Flank steak is one of my favorite cuts of beef to feed a group (or one large bear). It's inexpensive, if you pick a good cut it's quite lean, and it dresses up so well. You can stuff it with many combinations (try spinach, feta & pine nuts), but this particular recipe is close to my heart. Several years ago, for valentine's day, A surprised me with this cooking-for-2 class. Despite being the youngest couple there by about 25 years (this is apparently quite popular with the empty-nester crowd), we had so much fun. On the menu was this flank steak, roasted potatoes with truffle oil, and a spinach souffle. A certainly got his money's worth with this gift; I've made this dish at least once a month every since I learned it. And I bet you will too.

Grocery list: 2-3 pound flank steak, gorgonzola cheese, walnuts, 3-4 shallots, olive oil.

flank steak pounded thin

Before you can start, the flank steak has to be pounded thin, to less than half an inch thickness. If you ask nicely, sometimes your butcher will do it for you. Or, just lay it down on parchment paper, cover with a few layers of plastic wrap, and pound with a meat mallet. Try and get it as even as possible, and work it into a rectangle like this as best you can.

sauteed shallots for flank steak

Mince the shallots and saute in olive oil until they are translucent, about 3-4 minutes. Season with salt and pepper, remove to a plate, and allow to cool. Wipe out the pan with a towel, and toast about 1/4 cup of walnuts for a few minutes. Chop.

shallot walnut gorgonzola filling

When the shallots and chopped walnuts are cool, spread them across the flank steak, along with a couple of ounces of gorgonzola cheese crumbles. Leave one edge of the flank steak empty, so when you roll it up (this will be the outside edge), stuff doesn't fall out.

tying flank steak

Now comes the fun part. Roll up the flank steak, and tie it with kitchen twine every inch or so along the steak. The cooking class taught us a cool trick for doing this with a single long piece of twine - like adding a slip knot every inch. I still ask A to help me with this every time, since he's so much better at it than me. If I have to do it, I just cut little individual pieces and tie them separately - elementary but effective.

tied flank steak

When it's all tied up, season the outside with salt and pepper. Preheat the oven to 375 degrees.

searing flank steak

Heat a swirl or 2 of olive oil in a large oven proof skillet. Sear the flank steak for 4-5 minutes - keep rotating it every minute or so, so all sides are browned. Transfer to the oven and roast for another 20 minutes.

flank steak ready to slice

When it's done, allow it to rest for 10 minutes on a cutting board. You can go ahead and cut off the twine while it's resting. Then, slice along the marks left by the twine.

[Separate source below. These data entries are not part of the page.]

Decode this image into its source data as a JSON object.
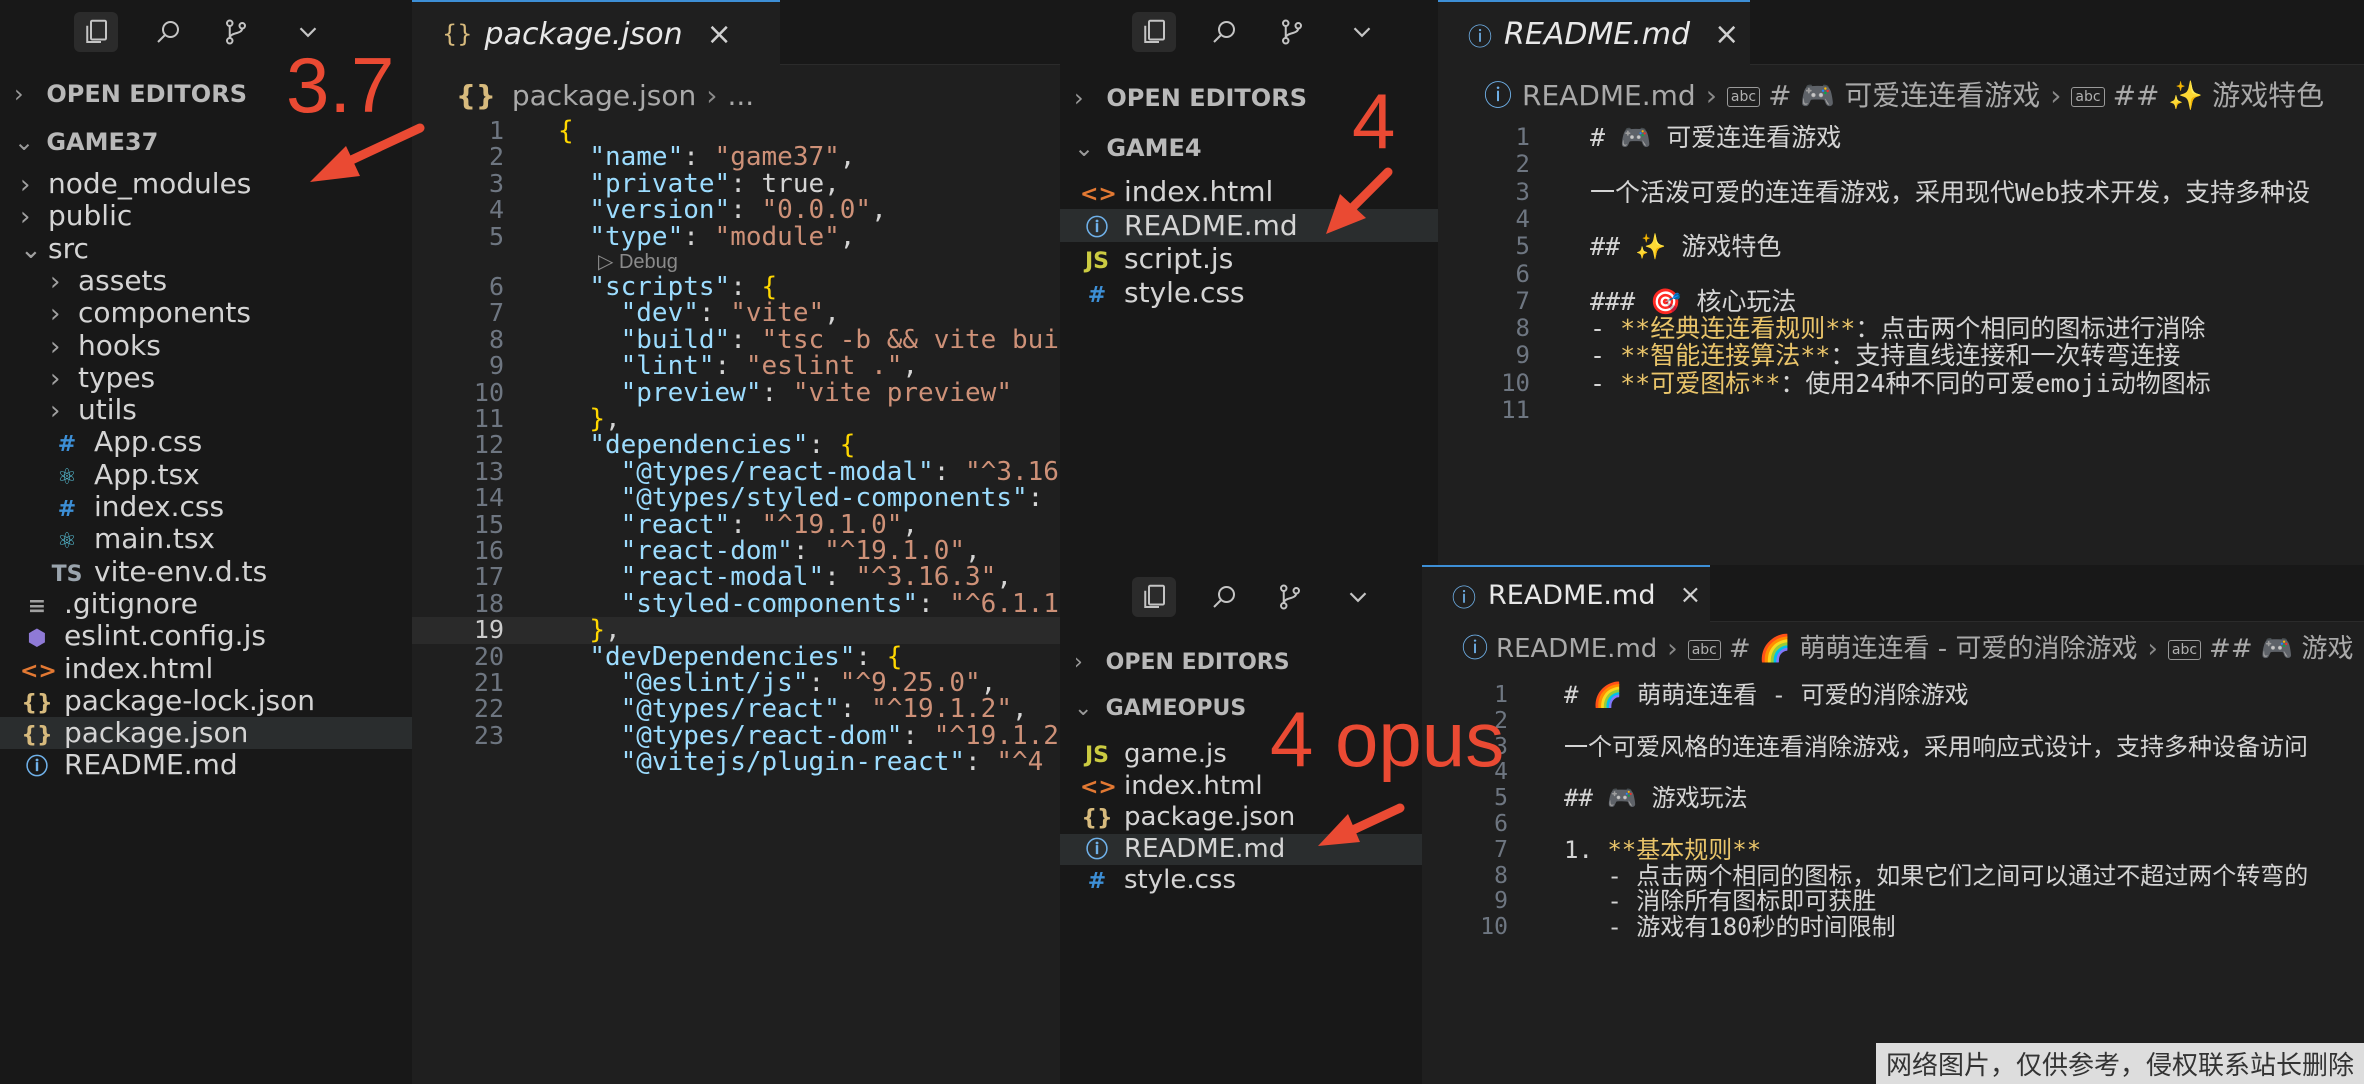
{
  "explorer_left": {
    "open_editors": "OPEN EDITORS",
    "project": "GAME37",
    "rows": [
      {
        "label": "node_modules",
        "icon": "chevron-right",
        "indent": 1
      },
      {
        "label": "public",
        "icon": "chevron-right",
        "indent": 1
      },
      {
        "label": "src",
        "icon": "chevron-down",
        "indent": 1
      },
      {
        "label": "assets",
        "icon": "chevron-right",
        "indent": 2
      },
      {
        "label": "components",
        "icon": "chevron-right",
        "indent": 2
      },
      {
        "label": "hooks",
        "icon": "chevron-right",
        "indent": 2
      },
      {
        "label": "types",
        "icon": "chevron-right",
        "indent": 2
      },
      {
        "label": "utils",
        "icon": "chevron-right",
        "indent": 2
      },
      {
        "label": "App.css",
        "icon": "css",
        "indent": 2
      },
      {
        "label": "App.tsx",
        "icon": "react",
        "indent": 2
      },
      {
        "label": "index.css",
        "icon": "css",
        "indent": 2
      },
      {
        "label": "main.tsx",
        "icon": "react",
        "indent": 2
      },
      {
        "label": "vite-env.d.ts",
        "icon": "ts",
        "indent": 2
      },
      {
        "label": ".gitignore",
        "icon": "lines",
        "indent": 1
      },
      {
        "label": "eslint.config.js",
        "icon": "eslint",
        "indent": 1
      },
      {
        "label": "index.html",
        "icon": "html",
        "indent": 1
      },
      {
        "label": "package-lock.json",
        "icon": "json",
        "indent": 1
      },
      {
        "label": "package.json",
        "icon": "json",
        "indent": 1,
        "selected": true
      },
      {
        "label": "README.md",
        "icon": "info",
        "indent": 1
      }
    ]
  },
  "editor_left": {
    "tab": "package.json",
    "breadcrumb": [
      "package.json",
      "..."
    ],
    "codelens": "Debug",
    "lines": [
      {
        "n": "1",
        "t": "{"
      },
      {
        "n": "2",
        "t": "  \"name\": \"game37\","
      },
      {
        "n": "3",
        "t": "  \"private\": true,"
      },
      {
        "n": "4",
        "t": "  \"version\": \"0.0.0\","
      },
      {
        "n": "5",
        "t": "  \"type\": \"module\","
      },
      {
        "n": "6",
        "t": "  \"scripts\": {"
      },
      {
        "n": "7",
        "t": "    \"dev\": \"vite\","
      },
      {
        "n": "8",
        "t": "    \"build\": \"tsc -b && vite bui"
      },
      {
        "n": "9",
        "t": "    \"lint\": \"eslint .\","
      },
      {
        "n": "10",
        "t": "    \"preview\": \"vite preview\""
      },
      {
        "n": "11",
        "t": "  },"
      },
      {
        "n": "12",
        "t": "  \"dependencies\": {"
      },
      {
        "n": "13",
        "t": "    \"@types/react-modal\": \"^3.16"
      },
      {
        "n": "14",
        "t": "    \"@types/styled-components\":"
      },
      {
        "n": "15",
        "t": "    \"react\": \"^19.1.0\","
      },
      {
        "n": "16",
        "t": "    \"react-dom\": \"^19.1.0\","
      },
      {
        "n": "17",
        "t": "    \"react-modal\": \"^3.16.3\","
      },
      {
        "n": "18",
        "t": "    \"styled-components\": \"^6.1.1"
      },
      {
        "n": "19",
        "t": "  },"
      },
      {
        "n": "20",
        "t": "  \"devDependencies\": {"
      },
      {
        "n": "21",
        "t": "    \"@eslint/js\": \"^9.25.0\","
      },
      {
        "n": "22",
        "t": "    \"@types/react\": \"^19.1.2\","
      },
      {
        "n": "23",
        "t": "    \"@types/react-dom\": \"^19.1.2"
      },
      {
        "n": "",
        "t": "    \"@vitejs/plugin-react\": \"^4"
      }
    ]
  },
  "explorer_top": {
    "open_editors": "OPEN EDITORS",
    "project": "GAME4",
    "rows": [
      {
        "label": "index.html",
        "icon": "html"
      },
      {
        "label": "README.md",
        "icon": "info",
        "selected": true
      },
      {
        "label": "script.js",
        "icon": "js"
      },
      {
        "label": "style.css",
        "icon": "css"
      }
    ]
  },
  "editor_top": {
    "tab": "README.md",
    "breadcrumb": [
      "README.md",
      "# 🎮 可爱连连看游戏",
      "## ✨ 游戏特色"
    ],
    "lines": [
      {
        "n": "1",
        "t": "# 🎮 可爱连连看游戏"
      },
      {
        "n": "2",
        "t": ""
      },
      {
        "n": "3",
        "t": "一个活泼可爱的连连看游戏，采用现代Web技术开发，支持多种设"
      },
      {
        "n": "4",
        "t": ""
      },
      {
        "n": "5",
        "t": "## ✨ 游戏特色"
      },
      {
        "n": "6",
        "t": ""
      },
      {
        "n": "7",
        "t": "### 🎯 核心玩法"
      },
      {
        "n": "8",
        "pre": "- ",
        "b": "**经典连连看规则**",
        "post": "：点击两个相同的图标进行消除"
      },
      {
        "n": "9",
        "pre": "- ",
        "b": "**智能连接算法**",
        "post": "：支持直线连接和一次转弯连接"
      },
      {
        "n": "10",
        "pre": "- ",
        "b": "**可爱图标**",
        "post": "：使用24种不同的可爱emoji动物图标"
      },
      {
        "n": "11",
        "t": ""
      }
    ]
  },
  "explorer_bottom": {
    "open_editors": "OPEN EDITORS",
    "project": "GAMEOPUS",
    "rows": [
      {
        "label": "game.js",
        "icon": "js"
      },
      {
        "label": "index.html",
        "icon": "html"
      },
      {
        "label": "package.json",
        "icon": "json"
      },
      {
        "label": "README.md",
        "icon": "info",
        "selected": true
      },
      {
        "label": "style.css",
        "icon": "css"
      }
    ]
  },
  "editor_bottom": {
    "tab": "README.md",
    "breadcrumb": [
      "README.md",
      "# 🌈 萌萌连连看 - 可爱的消除游戏",
      "## 🎮 游戏"
    ],
    "lines": [
      {
        "n": "1",
        "t": "# 🌈 萌萌连连看 - 可爱的消除游戏"
      },
      {
        "n": "2",
        "t": ""
      },
      {
        "n": "3",
        "t": "一个可爱风格的连连看消除游戏，采用响应式设计，支持多种设备访问"
      },
      {
        "n": "4",
        "t": ""
      },
      {
        "n": "5",
        "t": "## 🎮 游戏玩法"
      },
      {
        "n": "6",
        "t": ""
      },
      {
        "n": "7",
        "pre": "1. ",
        "b": "**基本规则**",
        "post": ""
      },
      {
        "n": "8",
        "t": "   - 点击两个相同的图标，如果它们之间可以通过不超过两个转弯的"
      },
      {
        "n": "9",
        "t": "   - 消除所有图标即可获胜"
      },
      {
        "n": "10",
        "t": "   - 游戏有180秒的时间限制"
      }
    ]
  },
  "annotations": {
    "left": "3.7",
    "top": "4",
    "bottom": "4 opus"
  },
  "watermark": "网络图片，仅供参考，侵权联系站长删除",
  "colors": {
    "accent": "#3d8fd6",
    "annotation": "#ea4a33"
  }
}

flank steak gruyere souffle and chard

I served this with swiss chard with garlic and an easy gruyere souffle.


MH said...

KT, that looks ABSOLUTELY delicious!! Thank you for sharing.
I am going to try to make this over the weekend. I love your blog and all the pictures on it for guidance. I made the Squash Soup recently, it was heavenly.

MH, The Recessionista(TM) Blog

KT said...

Hi MH! I'm so glad you liked the soup :) I made a huge batch of it left bags of it frozen in the freezer for Anthony when I was out of town recently. He said it thawed and reheated perfectly - in case you make it again...

This steak is like my go-to for last minute entertaining, never fails to impress. Let me know how it turns out for you!